Caso Pilarsky: animalisti chiedono liberazione del cane Curtis

“Salvare la vita del cane Curtis” e “fare chiarezza” sulle responsabilità della terribile morte di Elisa Pilarski. Lo chiedono l’Ente nazionale per la Protezione degli Animali e la Lega italiana per la Difesa degli Animali e dell’Ambiente in una lettera all’ambasciatore francese in Italia firmata dai presidenti Massimo Pigoni e Michela Vittoria Brambilla, destinatari di molti appelli su un caso che ha avuto eco anche fuori dai confini francesi.

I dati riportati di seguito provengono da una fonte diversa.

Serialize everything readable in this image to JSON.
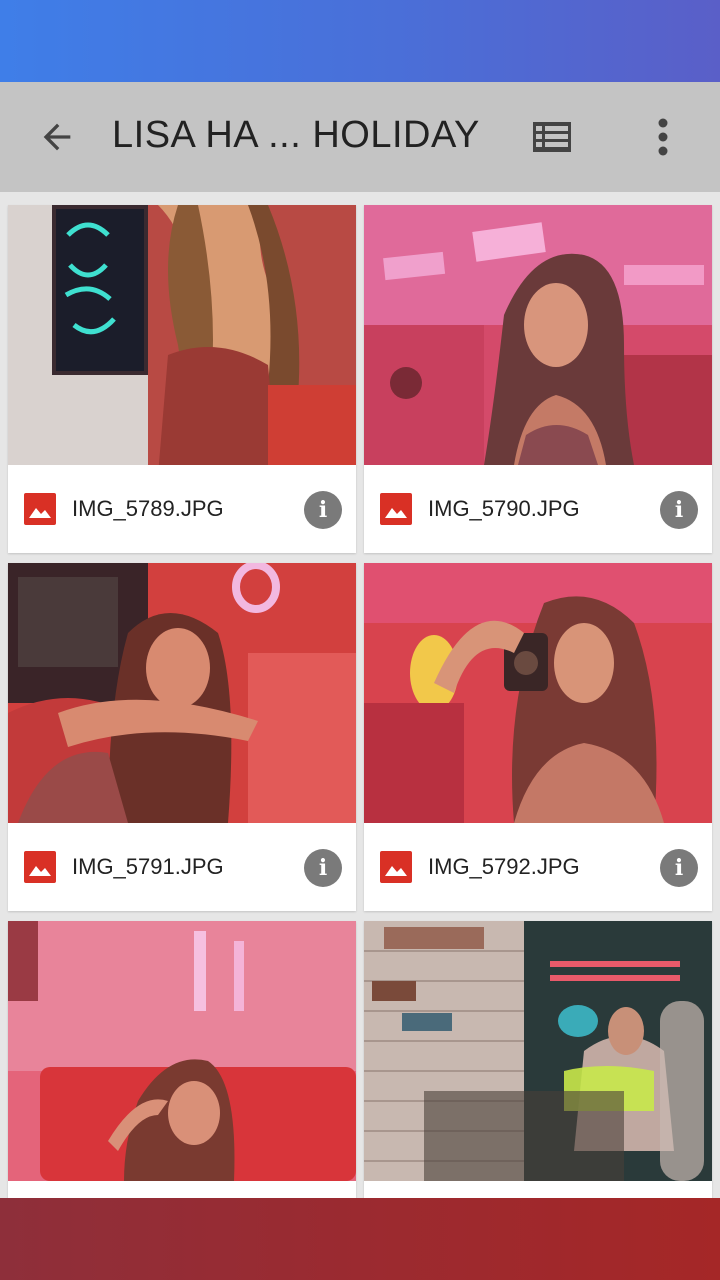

I fatti risalgono al 16 novembre 2019. La vittima è una donna di 29 anni, Elisa Pilarski, al sesto mese di gravidanza. “Mentre passeggiava nei boschi accompagnata dal suo fedele compagno Curtis, uno staffordshire americano, nella foresta di Retz, 80 chilometri a Nordest di Parigi, – ricorda la lettera – Elisa ha perduto la vita per dissanguamento a causa delle numerose ferite riportate da morsi di animali. Nell’area si teneva una battuta di “chasse à courre”, caccia al cervo, con decine di bracchi”. Risulterebbe che la donna avesse telefonato al compagno dicendo che era impaurita perché circondata da molti cani. Il compagno, arrivato sul posto ha visto venire verso di lui circa trenta cani e ha fatto marcia indietro. Seguendo i latrati dell’animale della compagna è riuscito a trovarla. La povera Elisa, già morta, aveva i vestiti stracciati, presentava molte ferite da morso di cane; lo stesso Curtis presentava molte ferite anche alla testa. Sembrerebbe, inoltre, che alla battuta di caccia partecipasse il comandante del gruppo dipartimentale della gendarmeria dell’Aisne, il tenente colonnello Jean-Charles. Attualmente il cane è sotto sequestro, in canile da dieci mesi, e rischia di essere eutanasizzato. I cacciatori infatti lo accusano della morte di Elisa adducendo la “pericolosità della razza” e segni di aggressività dopo il fatto (ben spiegabili con il trauma subito e mesi di detenzione nell’isolamento di un canile). Compagno e parenti della vittima escludono che la morte di Elisa Pilarski possa esser stata provocata da Curtis, che anzi l’avrebbe difesa, e logicamente puntano l’indice contro la muta di cani dei cacciatori. Si attendono lumi dagli esami del DNA eseguiti su Curtis e su decine di cani da caccia. I risultati saranno resi noti a fine agosto, circa 9 mesi dopo la tragedia.

“Sono molti, troppi – ricordano il vicepresidente Enpa e la presidente Leidaa – gli interrogativi e le criticità sulla dinamica dell’evento. Dal semplice esame dei fatti, come sopra riportati e così appresi dalla stampa, non si ravvisa alcuna responsabilità del cane Curtis. Anzi, il medesimo sembrerebbe essere anch’esso vittima di aggressione: non si comprende, altrimenti, come mai presentasse ferite alla testa. Inoltre, la povera Elisa aveva chiamato il compagno allarmata dalla presenza di molti cani che la circondavano e non ha fatto minima menzione di comportamenti aggressivi del proprio cane (peraltro la donna era una esperta cinofila e possedeva cinque cani, sapendo bene quando valutare una situazione allarmante e pericolosa). Senza contare che lo stesso compagno della vittima ha constatato la presenza minacciosa di circa trenta cani e che le ferite riportate dalla donna erano numerosissime ed aveva le vesti stracciate: difficilmente opera di un solo cane. L’Oise Hebdo ha ricordato che sabato 16 novembre si era parlato di un test del DNA sui 92 cani ma poi, il Lunedì 18 novembre i media hanno parlato di 62 cani e 5 da Elisa. Sull’esame del DNA va considerato che Curtis era il cane della povera Elisa ed è ovvio che tracce del medesimo animale si possano trovare sul corpo della vittima. Inoltre, il cane Curtis ha tentato di salvare la vita alla padrona contrattaccando i cani inferociti e ripotando lesioni, ne discende che tracce fisiologiche di Curtis possono essere state agevolmente portate dalla bocca degli altri cani che hanno prima morso Curtis e poi si sono avventati sul corpo della donna”.

Alla luce di questi dubbi e criticità, concludono Pigoni e Brambilla, “deve ritenersi insostenibile l’accusa al povero cane Curtis che, quindi, dovrà essere dissequestrato e restituito al proprietario”. Anche se fosse dichiarato “colpevole” (ma non si vede perché) “la vita dell’animale dovrà essere risparmiata ed, eventualmente, affidato ad una struttura per il recupero e, laddove non fosse possibile, bisognerà provvedere al contenimento dell’animale in vita”.